We drew up at the door of the disputed house just in time for the siege. Mr. Hayes and I walked in. We found Lady Georgina face to face with Lord Southminster. The opposing forces were still at the stage of preliminaries of warfare.

'Look heah,' the pea-green young man was observing, in his drawling voice, as we entered; 'it's no use your talking, deah Georgey. This house is mine, and I won't have you meddling with it.'

'This house is not yours, you odious little scamp,' his aunt retorted, raising her shrill voice some notes higher than usual; 'and while I can hold a stick you shall not come inside it.'

'Very well, then; you drive me to hostilities, don't yah know. I'm sorry to show disrespect to your gray hairs—if any—but I shall be obliged to call in the police to eject yah.'

'Call them in if you like,' I answered, interposing between them. 'Go out and get them! Mr. Hayes, while he's gone, send for a carpenter to break open the back of Mr. Ashurst's escritoire.'

'A carpentah?' he cried, turning several degrees whiter than his pasty wont. 'What for? A carpentah?'

I spoke distinctly. 'Because we have reason to believe Mr.
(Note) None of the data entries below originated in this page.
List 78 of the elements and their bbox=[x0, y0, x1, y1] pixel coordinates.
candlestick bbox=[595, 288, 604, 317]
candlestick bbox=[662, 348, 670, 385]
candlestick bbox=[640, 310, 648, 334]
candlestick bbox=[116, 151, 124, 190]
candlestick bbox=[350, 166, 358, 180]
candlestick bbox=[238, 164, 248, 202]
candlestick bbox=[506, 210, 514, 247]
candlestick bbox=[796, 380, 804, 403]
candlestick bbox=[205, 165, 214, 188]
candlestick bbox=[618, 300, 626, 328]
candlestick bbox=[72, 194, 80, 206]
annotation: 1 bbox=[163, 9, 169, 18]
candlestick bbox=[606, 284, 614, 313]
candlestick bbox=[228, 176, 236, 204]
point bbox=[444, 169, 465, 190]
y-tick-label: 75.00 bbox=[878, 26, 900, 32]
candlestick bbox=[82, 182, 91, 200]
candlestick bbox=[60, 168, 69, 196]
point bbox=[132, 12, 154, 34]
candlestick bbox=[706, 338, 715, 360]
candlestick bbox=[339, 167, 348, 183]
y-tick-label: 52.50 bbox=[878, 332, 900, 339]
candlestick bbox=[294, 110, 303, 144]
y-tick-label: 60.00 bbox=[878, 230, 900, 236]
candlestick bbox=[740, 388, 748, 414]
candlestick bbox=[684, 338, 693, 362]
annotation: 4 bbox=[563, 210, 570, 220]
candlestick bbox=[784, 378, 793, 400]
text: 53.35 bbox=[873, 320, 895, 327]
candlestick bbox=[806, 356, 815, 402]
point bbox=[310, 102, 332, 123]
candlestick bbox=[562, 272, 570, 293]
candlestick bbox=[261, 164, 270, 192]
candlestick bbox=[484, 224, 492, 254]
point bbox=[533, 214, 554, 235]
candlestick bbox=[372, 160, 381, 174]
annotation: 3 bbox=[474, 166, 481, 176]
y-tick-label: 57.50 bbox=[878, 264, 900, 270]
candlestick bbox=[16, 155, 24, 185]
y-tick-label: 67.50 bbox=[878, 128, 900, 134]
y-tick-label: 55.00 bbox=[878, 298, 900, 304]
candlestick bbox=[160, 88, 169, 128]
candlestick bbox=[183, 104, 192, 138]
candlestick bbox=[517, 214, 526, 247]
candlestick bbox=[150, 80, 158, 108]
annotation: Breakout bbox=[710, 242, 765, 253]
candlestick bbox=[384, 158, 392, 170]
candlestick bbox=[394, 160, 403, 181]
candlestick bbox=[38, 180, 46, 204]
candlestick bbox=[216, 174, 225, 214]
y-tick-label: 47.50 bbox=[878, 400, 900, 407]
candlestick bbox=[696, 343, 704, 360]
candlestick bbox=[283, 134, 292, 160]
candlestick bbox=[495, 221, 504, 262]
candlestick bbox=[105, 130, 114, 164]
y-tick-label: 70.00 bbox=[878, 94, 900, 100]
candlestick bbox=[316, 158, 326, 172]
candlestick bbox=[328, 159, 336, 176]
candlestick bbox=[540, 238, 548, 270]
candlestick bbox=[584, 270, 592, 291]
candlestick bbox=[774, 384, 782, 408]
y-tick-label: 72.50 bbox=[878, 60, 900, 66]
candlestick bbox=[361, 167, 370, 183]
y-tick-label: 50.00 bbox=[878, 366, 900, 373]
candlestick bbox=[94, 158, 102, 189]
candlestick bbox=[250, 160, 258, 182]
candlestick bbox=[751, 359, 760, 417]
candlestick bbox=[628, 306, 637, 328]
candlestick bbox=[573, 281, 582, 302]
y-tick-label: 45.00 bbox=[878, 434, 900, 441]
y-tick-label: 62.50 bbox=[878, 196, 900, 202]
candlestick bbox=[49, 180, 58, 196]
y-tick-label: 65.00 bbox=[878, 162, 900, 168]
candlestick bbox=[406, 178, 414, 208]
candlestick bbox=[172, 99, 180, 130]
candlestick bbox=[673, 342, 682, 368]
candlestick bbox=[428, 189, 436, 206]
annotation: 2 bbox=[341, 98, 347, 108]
Ashurst's real will is concealed in this house in a secret drawer, and because the keys were in the possession of White, whom we believe to be your accomplice in this shallow conspiracy.'

He gasped and looked alarmed. 'No, you don't,' he cried, stepping briskly forward. 'You don't, I tell yah! Break open Marmy's desk! Why, hang it all, it's my property.'

'We shall see about that after we've broken it open,' I answered grimly. 'Here, this screw-driver will do. The back's not strong. Now, your help, Mr. Hayes—one, two, three; we can prise it apart between us.'

Lord Southminster rushed up and tried to prevent us. But Lady Georgina, seizing both wrists, held him tight as in a vice with her dear skinny old hands. He writhed and struggled all in vain: he could not escape her. 'I've often spanked you, Bertie,' she cried, 'and if you attempt to interfere, I'll spank you again; that's the long and the short of it!'

He broke from her and rushed out, to call the police, I believe, and prevent our desecration of pooah Marmy's property.